Он вообще не понимал, зачем ей понадобилось шевелить ушами, но Чёрвен объяснила, что рождественский гном особенно любит тех, кто умеет это делать. Тогда Пелле захохотал во все горло и сказал, что, во-первых, никакого рождественского гнома нет, а во-вторых, люди, умеющие шевелить ушами, нравятся гному ничуть не больше тех, которые этого не умеют. Поэтому она с таким же успехом могла бы научиться чему-нибудь более полезному, например, свистеть. Это Пелле умел, и, прижав еще крепче к себе Йокке, засвистал ему:
— На елках зажглись мириады свечей!
Он свистел также и для Чёрвен, раз уж ей волей-неволей пришлось его слушать.
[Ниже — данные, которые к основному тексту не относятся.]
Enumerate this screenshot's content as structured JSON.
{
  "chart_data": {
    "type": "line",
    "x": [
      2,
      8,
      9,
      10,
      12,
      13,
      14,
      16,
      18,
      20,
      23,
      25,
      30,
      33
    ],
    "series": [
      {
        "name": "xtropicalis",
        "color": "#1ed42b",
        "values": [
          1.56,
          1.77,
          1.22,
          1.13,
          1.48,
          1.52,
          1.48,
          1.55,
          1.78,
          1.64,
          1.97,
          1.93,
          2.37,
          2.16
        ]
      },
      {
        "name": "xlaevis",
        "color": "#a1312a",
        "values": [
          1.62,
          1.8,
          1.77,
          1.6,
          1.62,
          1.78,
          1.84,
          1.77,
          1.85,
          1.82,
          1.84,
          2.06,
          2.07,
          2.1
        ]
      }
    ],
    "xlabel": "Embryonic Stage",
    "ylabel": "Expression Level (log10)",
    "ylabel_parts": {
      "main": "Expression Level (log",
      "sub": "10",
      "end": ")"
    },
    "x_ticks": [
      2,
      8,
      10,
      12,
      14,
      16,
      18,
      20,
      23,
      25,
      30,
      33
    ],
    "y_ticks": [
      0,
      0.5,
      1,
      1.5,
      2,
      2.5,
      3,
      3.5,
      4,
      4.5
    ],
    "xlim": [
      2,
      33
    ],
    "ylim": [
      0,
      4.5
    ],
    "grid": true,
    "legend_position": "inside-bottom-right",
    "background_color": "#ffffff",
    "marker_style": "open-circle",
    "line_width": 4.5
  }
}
Пелле и не подозревал, что он наделал, сказав, что рождественского гнома нет. Детская вера Чёрвен в гнома с треском надломилась. Неужто гнома в самом деле нет? Чем ближе был сочельник, тем больше она волновалась. Может быть, Пелле и прав? Утром в сочельник, когда на завтрак ей дали кашу, она уже настолько отчаялась и перестала верить в гнома, что почти выбросила его из головы. Но от этого веселее ей не стало. Какой же теперь сочельник! Рождественского гнома не будет… и еще каша на завтрак! Она с отвращением отодвинула от себя тарелку.